Toward a Metadata Pipeline
Now that I’ve been in my first librarian gig for almost 5 months (whoa), I’ve got a solid grasp on how things are done with regards to our digital repository and how metadata gets “made”. I also of course bring baggage with me, both good and bad, from library school and elsewhere. This baggage contains thoughts, theories, dreams, ambitions of where I’ve been and where I want the metadata to go. Where the present of “how we do this now” and the baggage collide is a perhaps idealistic notion of how the whole process should work. I wanted this post to frame out that process broadly, into a blueprint or pipeline. Much of the inspiration comes from a wonderful and healthy IT department, its connections to the larger open source community (especially Hydra), and the recent DCMI Conference in Austin.
The downside is that this pipeline really only works specifically for my institution. However, I hope it is broad enough to make it applicable to most small-to-midsize academic libraries. Another caveat is that this isn’t a new thing I invented (it synthesizes concepts from Free Your Metadata and RDF Application Profiles), merely it is a decent framework that I think should get more attention and could help many institutions jump into the modern non-MARC world, such as it is. The goal is cleaner metadata, while at the same time achieving efficiency. A side benefit is that this data will be Linked Data friendly in that it sets out to publish things not strings and can be enhanced any number of ways further down the pipeline.
The opening of the pipe
Anyone who has worked with XML metadata for any amount of time knows that although an XML document won’t render if it is syntactically incorrect, a system will still accept ‘bad’ or inconsistent metadata values. It’s merely a serialization of metadata, which means the underlying data is often laden with errors, as any human-created data likely is. We could paraphrase this with the old adage Garbage In, Garbage Out (GIGO). The fortunate thing is that the ridiculously time-consuming task of fixing bad metadata can be aided immensely by computers.

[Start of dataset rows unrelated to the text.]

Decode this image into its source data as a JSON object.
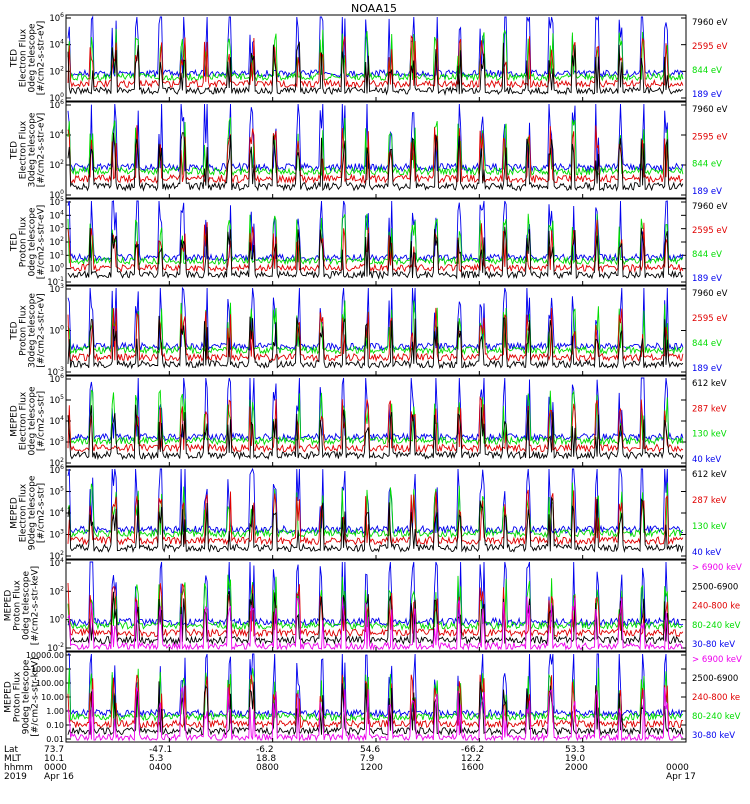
{
  "title": "NOAA15",
  "colors": {
    "black": "#000000",
    "red": "#e00000",
    "green": "#00dd00",
    "blue": "#0000ee",
    "magenta": "#ee00ee"
  },
  "chart_data": [
    {
      "type": "line",
      "ylabel": [
        "TED",
        "Electron Flux",
        "0deg telescope",
        "[#/cm2-s-str-eV]"
      ],
      "y_scale": "log",
      "yticks": [
        "10^6",
        "10^4",
        "10^2",
        "10^0"
      ],
      "legend": [
        {
          "label": "7960 eV",
          "color": "black"
        },
        {
          "label": "2595 eV",
          "color": "red"
        },
        {
          "label": "844 eV",
          "color": "green"
        },
        {
          "label": "189 eV",
          "color": "blue"
        }
      ]
    },
    {
      "type": "line",
      "ylabel": [
        "TED",
        "Electron Flux",
        "30deg telescope",
        "[#/cm2-s-str-eV]"
      ],
      "y_scale": "log",
      "yticks": [
        "10^6",
        "10^4",
        "10^2",
        "10^0"
      ],
      "legend": [
        {
          "label": "7960 eV",
          "color": "black"
        },
        {
          "label": "2595 eV",
          "color": "red"
        },
        {
          "label": "844 eV",
          "color": "green"
        },
        {
          "label": "189 eV",
          "color": "blue"
        }
      ]
    },
    {
      "type": "line",
      "ylabel": [
        "TED",
        "Proton Flux",
        "0deg telescope",
        "[#/cm2-s-str-eV]"
      ],
      "y_scale": "log",
      "yticks": [
        "10^5",
        "10^4",
        "10^3",
        "10^2",
        "10^1",
        "10^0",
        "10^-1"
      ],
      "legend": [
        {
          "label": "7960 eV",
          "color": "black"
        },
        {
          "label": "2595 eV",
          "color": "red"
        },
        {
          "label": "844 eV",
          "color": "green"
        },
        {
          "label": "189 eV",
          "color": "blue"
        }
      ]
    },
    {
      "type": "line",
      "ylabel": [
        "TED",
        "Proton Flux",
        "30deg telescope",
        "[#/cm2-s-str-eV]"
      ],
      "y_scale": "log",
      "yticks": [
        "10^3",
        "10^0",
        "10^-3"
      ],
      "legend": [
        {
          "label": "7960 eV",
          "color": "black"
        },
        {
          "label": "2595 eV",
          "color": "red"
        },
        {
          "label": "844 eV",
          "color": "green"
        },
        {
          "label": "189 eV",
          "color": "blue"
        }
      ]
    },
    {
      "type": "line",
      "ylabel": [
        "MEPED",
        "Electron Flux",
        "0deg telescope",
        "[#/cm2-s-str]"
      ],
      "y_scale": "log",
      "yticks": [
        "10^6",
        "10^5",
        "10^4",
        "10^3",
        "10^2"
      ],
      "legend": [
        {
          "label": "612 keV",
          "color": "black"
        },
        {
          "label": "287 keV",
          "color": "red"
        },
        {
          "label": "130 keV",
          "color": "green"
        },
        {
          "label": "40 keV",
          "color": "blue"
        }
      ]
    },
    {
      "type": "line",
      "ylabel": [
        "MEPED",
        "Electron Flux",
        "90deg telescope",
        "[#/cm2-s-str]"
      ],
      "y_scale": "log",
      "yticks": [
        "10^6",
        "10^5",
        "10^4",
        "10^3",
        "10^2"
      ],
      "legend": [
        {
          "label": "612 keV",
          "color": "black"
        },
        {
          "label": "287 keV",
          "color": "red"
        },
        {
          "label": "130 keV",
          "color": "green"
        },
        {
          "label": "40 keV",
          "color": "blue"
        }
      ]
    },
    {
      "type": "line",
      "ylabel": [
        "MEPED",
        "Proton Flux",
        "0deg telescope",
        "[#/cm2-s-str-keV]"
      ],
      "y_scale": "log",
      "yticks": [
        "10^4",
        "10^2",
        "10^0",
        "10^-2"
      ],
      "legend": [
        {
          "label": "> 6900 keV",
          "color": "magenta"
        },
        {
          "label": "2500-6900",
          "color": "black"
        },
        {
          "label": "240-800 ke",
          "color": "red"
        },
        {
          "label": "80-240 keV",
          "color": "green"
        },
        {
          "label": "30-80 keV",
          "color": "blue"
        }
      ]
    },
    {
      "type": "line",
      "ylabel": [
        "MEPED",
        "Proton Flux",
        "90deg telescope",
        "[#/cm2-s-str-keV]"
      ],
      "y_scale": "log",
      "yticks": [
        "10000.00",
        "1000.00",
        "100.00",
        "10.00",
        "1.00",
        "0.10",
        "0.01"
      ],
      "legend": [
        {
          "label": "> 6900 keV",
          "color": "magenta"
        },
        {
          "label": "2500-6900",
          "color": "black"
        },
        {
          "label": "240-800 ke",
          "color": "red"
        },
        {
          "label": "80-240 keV",
          "color": "green"
        },
        {
          "label": "30-80 keV",
          "color": "blue"
        }
      ]
    }
  ],
  "xaxis": {
    "row_labels": [
      "Lat",
      "MLT",
      "hhmm",
      "2019"
    ],
    "columns": [
      {
        "lat": "73.7",
        "mlt": "10.1",
        "hhmm": "0000",
        "date": "Apr 16"
      },
      {
        "lat": "-47.1",
        "mlt": "5.3",
        "hhmm": "0400",
        "date": ""
      },
      {
        "lat": "-6.2",
        "mlt": "18.8",
        "hhmm": "0800",
        "date": ""
      },
      {
        "lat": "54.6",
        "mlt": "7.9",
        "hhmm": "1200",
        "date": ""
      },
      {
        "lat": "-66.2",
        "mlt": "12.2",
        "hhmm": "1600",
        "date": ""
      },
      {
        "lat": "53.3",
        "mlt": "19.0",
        "hhmm": "2000",
        "date": ""
      },
      {
        "lat": "",
        "mlt": "",
        "hhmm": "0000",
        "date": "Apr 17"
      }
    ]
  }
}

In my current situation, my department doesn’t actually create metadata: we merely handle it and get it into a state where it can be ingested with digital objects into a repository. So, even if we were perfect metadata-entering robots (sad fact: no one is), we are not in control over the opening of the pipe. We can, however, throw a nice sieve into the pipe to filter out all the messy stuff.

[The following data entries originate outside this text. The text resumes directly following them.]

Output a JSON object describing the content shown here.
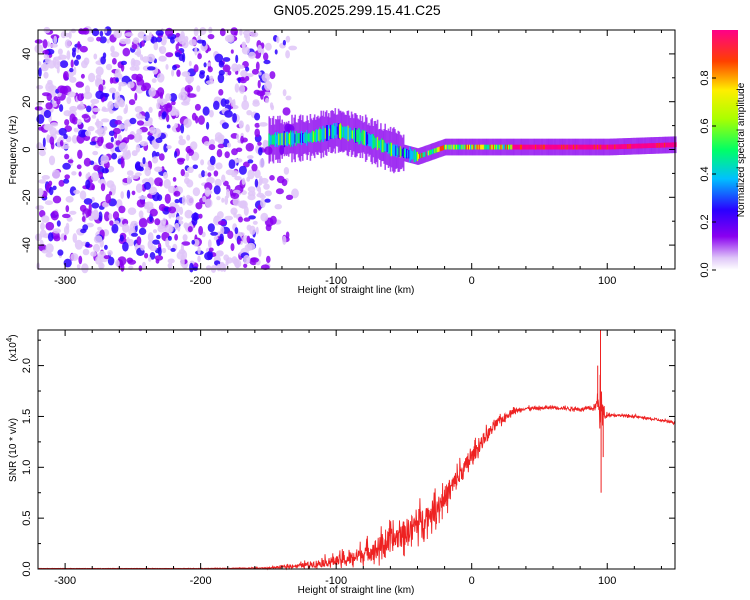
{
  "title": "GN05.2025.299.15.41.C25",
  "chart_data": [
    {
      "type": "heatmap",
      "name": "spectrogram",
      "xlabel": "Height of straight line (km)",
      "ylabel": "Frequency (Hz)",
      "xlim": [
        -320,
        150
      ],
      "ylim": [
        -50,
        50
      ],
      "xticks": [
        -300,
        -200,
        -100,
        0,
        100
      ],
      "yticks": [
        -40,
        -20,
        0,
        20,
        40
      ],
      "colorbar": {
        "label": "Normalized spectral amplitude",
        "range": [
          0,
          1
        ],
        "ticks": [
          "0.0",
          "0.2",
          "0.4",
          "0.6",
          "0.8"
        ],
        "tick_values": [
          0,
          0.2,
          0.4,
          0.6,
          0.8
        ]
      },
      "features": {
        "noise_region_x": [
          -320,
          -150
        ],
        "signal_band_center_hz": [
          [
            -150,
            4
          ],
          [
            -120,
            5
          ],
          [
            -100,
            8
          ],
          [
            -80,
            5
          ],
          [
            -60,
            0
          ],
          [
            -40,
            -3
          ],
          [
            -20,
            1
          ],
          [
            0,
            1
          ],
          [
            50,
            1
          ],
          [
            100,
            1
          ],
          [
            150,
            2
          ]
        ],
        "signal_band_half_width_hz": 3
      }
    },
    {
      "type": "line",
      "name": "snr",
      "xlabel": "Height of straight line (km)",
      "ylabel": "SNR (10 * v/v)",
      "y_multiplier": "(x10",
      "y_exponent": "4",
      "y_multiplier_close": ")",
      "xlim": [
        -320,
        150
      ],
      "ylim": [
        0,
        2.35
      ],
      "xticks": [
        -300,
        -200,
        -100,
        0,
        100
      ],
      "yticks": [
        0.0,
        0.5,
        1.0,
        1.5,
        2.0
      ],
      "ytick_labels": [
        "0.0",
        "0.5",
        "1.0",
        "1.5",
        "2.0"
      ],
      "color": "#ee2222",
      "series_envelope": {
        "x": [
          -320,
          -200,
          -150,
          -130,
          -110,
          -90,
          -70,
          -50,
          -40,
          -30,
          -20,
          -10,
          0,
          10,
          20,
          30,
          40,
          50,
          60,
          70,
          80,
          90,
          94,
          96,
          98,
          100,
          110,
          120,
          130,
          140,
          150
        ],
        "y_mean": [
          0.005,
          0.005,
          0.01,
          0.03,
          0.06,
          0.1,
          0.2,
          0.35,
          0.45,
          0.55,
          0.7,
          0.9,
          1.1,
          1.3,
          1.45,
          1.55,
          1.58,
          1.58,
          1.59,
          1.58,
          1.57,
          1.58,
          1.65,
          1.55,
          1.5,
          1.52,
          1.51,
          1.5,
          1.48,
          1.46,
          1.44
        ],
        "y_jitter": [
          0.002,
          0.003,
          0.01,
          0.03,
          0.08,
          0.12,
          0.2,
          0.25,
          0.25,
          0.22,
          0.22,
          0.2,
          0.15,
          0.12,
          0.08,
          0.05,
          0.03,
          0.03,
          0.03,
          0.03,
          0.03,
          0.03,
          0.2,
          0.5,
          0.05,
          0.03,
          0.02,
          0.02,
          0.02,
          0.02,
          0.02
        ]
      },
      "spikes": [
        {
          "x": 95,
          "y": 2.35
        },
        {
          "x": 95.5,
          "y": 0.75
        },
        {
          "x": 93,
          "y": 2.0
        },
        {
          "x": 97,
          "y": 1.1
        }
      ]
    }
  ]
}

This filtering can be achieved through programs like OpenRefine(formerly GoogleRefine). OpenRefine is extremely powerful at presenting slices and layers of the data in ways that make anomolies and errors much more visible than staring at a spreadsheet. This makes data cleanup much more manageable.
Now that we have cleaned metadata, we can go about making our digital objects and plugging it all in, right? Well, yes, but it’s time to do some forethought. Is our metadata going to be used by other people? I would hope the answer is ‘yes’. So we need to think about that. Going back to XML, sure, we have stylesheets and harvesters that can be used to get our data into other places, but it’s just not good enough. And simply adding RDF into the mix so that it is RDF in XML doesn’t necessarily mean we’re done.
Trying to match RDF data from different sources in notoriously difficult. RDF is such a general framework: it is not a vocabulary and not a serialization. We use a mix of different local or otherwise vocabularies. What we can do is create Application Profiles. This will tell a human basically what our model is, and how it relates to other models. It also tells applications what languages they already are using. Usually it all ties back to Dublin Core, which is widely understood and dispels confusion that often happens when we apply labels to things (fun experiment: see what happens when you ask people what they think a field named “description” means).
Going back to OpenRefine, we can harness extensions like the RDF extension. This allows us to take our existing data and reconcile it against existing sources of Linked Data. This is essential because it is not humanly possible to always be able to take some metadata, figure out where an appropriate authoritative URI is, and supply it. At best, you would be spending days formulating SPARQL queries and visiting web sites in order to confirm that that URI is the same thing as the item you have in hand.
A related concept is entity recognition, which can be achieved through the OpenRefine Named Entity Recognition extension. Here we’re talking more about handling unstructured data, as opposed to the reconciliation process which had ostensibly structured data. The end result is similar in that we can supply URIs that point to authoritative sources of information on our objects.
The Pipe Exit
Now, and only now, are we truly ready to publish Linked Data. It’s not that we have to do all these things, it’s just that if we publish strings in Linked Data form with our own vocabularies and not pointing to other sources, are we really engaging in Linked Data? I would argue not. The whole point is that our data is linked to other data and each has something to say or confirm about that data. It allows you to follow the links, gain new information serendipitously, discover new hubs (say DPLA or Europeana), etc.
We are not yet at the final stages of building this pipeline, and a big unsolved problem with the broader community is which applications will be built to harness, present, mashup, and visualize all this Linked Data to end users. But the first steps of getting the information into that form are being carried out, and the philosophical grounding for the entire endeavor is well-established.